What do the professionals that you are working with suggest that you do?



Doesn't seem like OP is working with any professionals her only tools are yell and ignore.
Anonymous
Anonymous wrote:If your kid has SN especially involving behavioral issues, the best thing you can do for your own sanity is to learn not to give a shit what other people think.


+1 I stopped giving two shits about three years ago. Much easier to get through the day!
Anonymous
OP, my son has HFA, and is now 9 years old. I agree that there are certainly some people in this area who are inconsiderate and jerks, and that can be really upsetting. But honestly, I have found that the majority of people have been relatively nice and understanding. No, my child doesn't have a ton of friends, even at 9, but I don't find that people are routinely glaring at us for his behaviors when we are out and about, and I didn't find that when he was younger either. Is it possible you just had a bad experience with someone and are overly focusing on the negative?
Anonymous

OP,

You are really not furthering the cause of special needs with that tone and behavior. Shame on you for making our lives even harder.



Anonymous
Anonymous wrote:OP, seeking reactions is common for all children.

It seems to me that you want everyone to be understanding of you and your child and fail to understand the struggles and needs of all children and parents. Your child has issues. So do others. An autism diagnosis is not an excuse to put yourself or your child on a pedestal.
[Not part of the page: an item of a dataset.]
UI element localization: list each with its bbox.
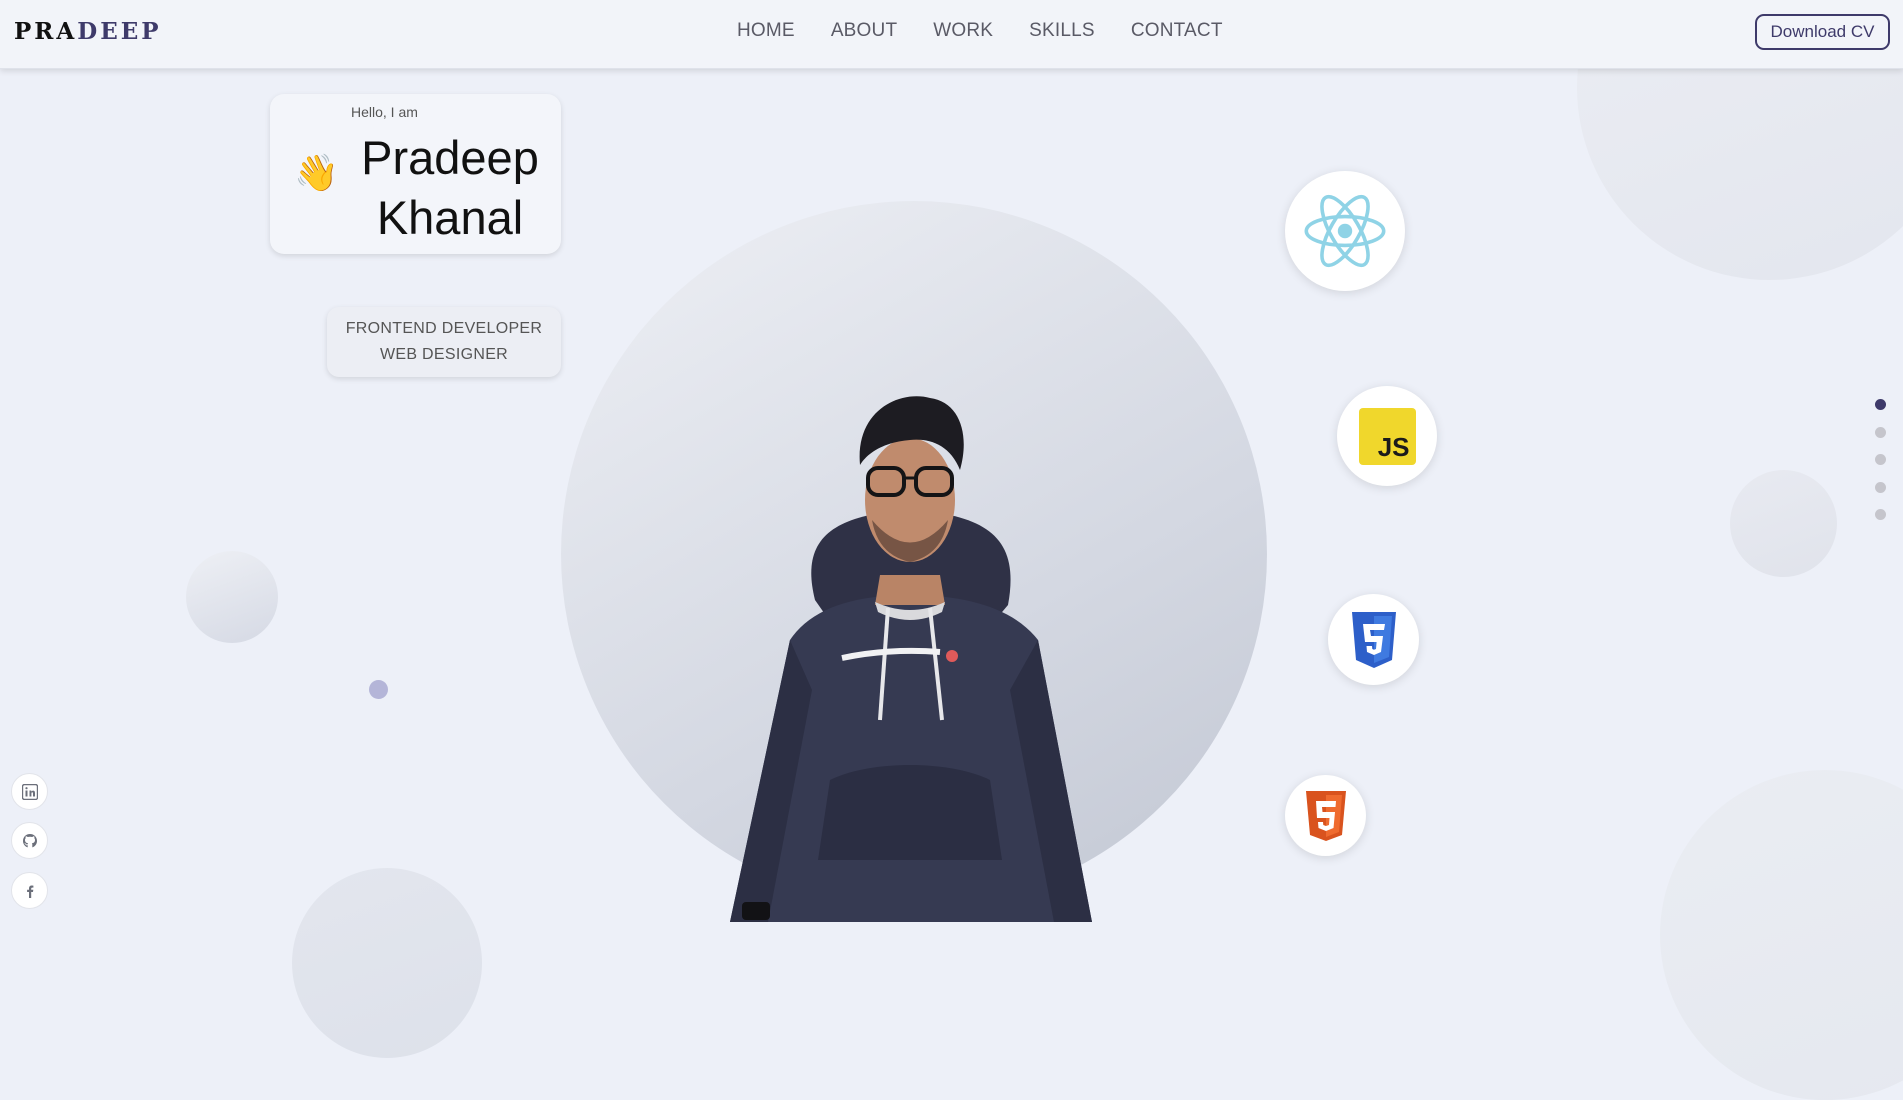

Yup, exactly. The world can't revolve around you
Anonymous
Anonymous wrote:Good god, op here. Your willful insistence on completely refusing to comprehend what I actually said is amazing. I did it ask for special accommodations. I asked that you keep your babies out of playgrounds marked 3-5 and out of the big kid pool arear for 3-5 when there are baby parks and baby playgrounds. You hover over your kids creating a huge logistical block for those of us with kids with special needs who need to closely monitor. You also hugely react if my child say blows a raspberry in your direction. That's not hurrying anyone. It's annoying. Maybe it warrants a telling him off but you frankly can't tell off a child with autism for every odd behavior. So parents telling me, your child just spit at me, etc. these are the issues I'm talking about. My kid isn't aggressive he is odd and it confuses parents more than children.

If you have a hard time believing that my child hasn't been yelled at numerous times for things like making faces at babies, growling at them, spitting, not waiting a turn even when I'm there to hold him back, you don't live in my world and Rabat my point.

As for the other kids with autism being similar I didn't say all but seeking reactions is indeed fairly common.